Bernardo Atxaga, Un traductor en París

No había ninguna posibilidad de ayudarme, pero mis amigos trataron de franquear esa molesta realidad poniéndose en mi lugar y empujándome hacia lo que parecía una salida. "Deberías hacer un viaje", me decían, "un viaje te vendrá bien". A veces, cuando yo me mostraba especialmente testarudo o cuando me burlaba de sus aparentes buenas intenciones, que no tenían, les decía yo, otro objetivo que el de perderme de vista por una temporada, alguno de ellos se encolerizaba conmigo y me reprochaba mi actitud: "¿Sabes cómo se le llama a lo tuyo? Pues se le llama negativismo, agresividad, deseo de culpabilizar a los demás. Pero no se puede vivir así.
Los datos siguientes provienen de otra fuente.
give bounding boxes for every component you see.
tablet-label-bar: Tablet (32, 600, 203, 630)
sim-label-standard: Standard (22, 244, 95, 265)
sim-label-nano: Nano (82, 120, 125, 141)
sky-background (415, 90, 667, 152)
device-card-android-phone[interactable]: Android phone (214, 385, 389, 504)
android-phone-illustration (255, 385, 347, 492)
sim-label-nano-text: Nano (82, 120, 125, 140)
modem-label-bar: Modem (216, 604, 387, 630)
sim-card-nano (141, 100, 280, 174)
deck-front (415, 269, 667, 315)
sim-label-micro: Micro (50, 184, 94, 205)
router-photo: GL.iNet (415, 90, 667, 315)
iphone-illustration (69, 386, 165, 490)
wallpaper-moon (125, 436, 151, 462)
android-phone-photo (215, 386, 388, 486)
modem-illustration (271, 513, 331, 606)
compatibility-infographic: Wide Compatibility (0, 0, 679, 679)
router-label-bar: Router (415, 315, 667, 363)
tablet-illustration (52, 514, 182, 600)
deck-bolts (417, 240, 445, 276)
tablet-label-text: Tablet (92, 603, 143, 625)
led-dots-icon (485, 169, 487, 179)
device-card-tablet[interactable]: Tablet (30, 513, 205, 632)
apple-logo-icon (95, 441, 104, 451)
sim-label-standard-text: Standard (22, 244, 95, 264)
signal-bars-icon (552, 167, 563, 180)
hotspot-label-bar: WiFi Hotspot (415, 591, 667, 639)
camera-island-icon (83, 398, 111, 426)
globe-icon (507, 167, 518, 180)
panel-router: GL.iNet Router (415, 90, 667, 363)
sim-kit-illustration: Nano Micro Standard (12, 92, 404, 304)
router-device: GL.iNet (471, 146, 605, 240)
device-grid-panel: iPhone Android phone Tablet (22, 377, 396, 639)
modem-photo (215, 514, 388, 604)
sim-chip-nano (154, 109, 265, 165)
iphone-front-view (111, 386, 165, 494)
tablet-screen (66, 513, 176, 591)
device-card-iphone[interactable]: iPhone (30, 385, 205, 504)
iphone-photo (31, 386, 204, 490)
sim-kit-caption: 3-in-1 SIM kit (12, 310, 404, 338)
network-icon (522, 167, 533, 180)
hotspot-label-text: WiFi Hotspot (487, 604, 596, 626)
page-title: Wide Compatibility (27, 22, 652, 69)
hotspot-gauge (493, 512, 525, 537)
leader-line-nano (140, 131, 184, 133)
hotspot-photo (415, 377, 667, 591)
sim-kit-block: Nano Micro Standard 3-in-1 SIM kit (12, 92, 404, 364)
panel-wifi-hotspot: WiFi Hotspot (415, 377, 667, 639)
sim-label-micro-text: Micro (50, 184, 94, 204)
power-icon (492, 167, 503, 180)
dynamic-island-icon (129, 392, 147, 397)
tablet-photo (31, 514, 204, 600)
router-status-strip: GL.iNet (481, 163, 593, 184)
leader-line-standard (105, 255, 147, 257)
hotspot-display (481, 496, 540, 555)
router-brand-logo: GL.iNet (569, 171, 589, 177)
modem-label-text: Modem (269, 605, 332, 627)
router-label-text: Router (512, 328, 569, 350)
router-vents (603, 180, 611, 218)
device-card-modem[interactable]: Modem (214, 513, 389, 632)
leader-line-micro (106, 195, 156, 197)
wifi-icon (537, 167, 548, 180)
Hay mucha gente que, a pesar de haber tenido accidentes bastante más graves que el tuyo, supera el trance y continúa adelante con optimismo". Ante invectivas como aquélla, yo permanecía mudo, como si el accidente también hubiera afectado a mi voz, y formaba, mentalmente, una respuesta que podría denominarse filológica : "Si estuviéramos en el siglo XIX", pensaba, "mi bienintencionado amigo no habría dicho negativismo, agresividad, deseo de culpabilizar a los demás, sino que se habría referido a la flaqueza, al rencor, a la envidia que el desgraciado siente hacia los que ríen y parecen vivir felices". No era, esa reacción mía, señal de desprecio hacia mi amigo; era, simplemente, cansancio, aburrimiento, indiferencia hacia la cháchara consoladora. Porque, para decirlo con una palabra que lo mismo sirve para el XIX que para el XX, la idea de que lo bueno o lo malo de esta vida dependen de la actitud es una paparrucha.

***
Il n’y avait aucun moyen de m’aider, mais mes amis essayèrent de dépasser cette réalité dérangeante en se mettant à ma place et en me poussant vers ce qui semblait être une issue. « Tu devrais faire un voyage », me disaient-ils, « un voyage te ferait du bien ». Parfois, lorsque je me montrais particulièrement entêté, ou lorsque je me moquais de leurs supposées bonnes intentions, je leur répondais qu’ils n’avaient pas d’autre but que celui de me perdre de vue pour un moment. L’un d’eux se mettait en colère contre moi et me reprochait mon attitude : « Sais-tu comment on appelle ce dont tu souffres ? Eh bien on l’appelle négativisme, agressivité, désir de faire culpabiliser les autres. Sauf qu’on ne peut pas vivre ainsi. Il y a de nombreuses personnes qui, bien qu’elles aient eu des accidents beaucoup plus graves que le tien, surmontent cette épreuve et vont de l’avant avec optimisme. » Face à de telles injures, je restais coi, comme si l’accident avait aussi affecté ma voix et je préparais, mentalement, une réponse que l’on pourrait qualifier de philologique : « Si nous étions au XIXème siècle », pensais-je, « mon ami bien-intentionné n’aurait pas parlé de négativisme, d’agressivité, de désir de faire culpabiliser les autres, mais il aurait fait référence à la faiblesse, à la rancœur, à l’envie que le malheureux ressent vis-à-vis de ceux qui rient et qui semblent vivre heureux ». Cette réaction que j’ai eue n’était pas une marque de mépris à l’égard de mon ami : c’était, simplement, de la fatigue, de l’ennui, de l’indifférence à la rengaine consolatrice. Parce que, pour le dire avec un mot qui sert autant pour le XIXème que pour le XXème siècle, l’idée que le bien et le mal de cette existence dépendent du comportement est une foutaise.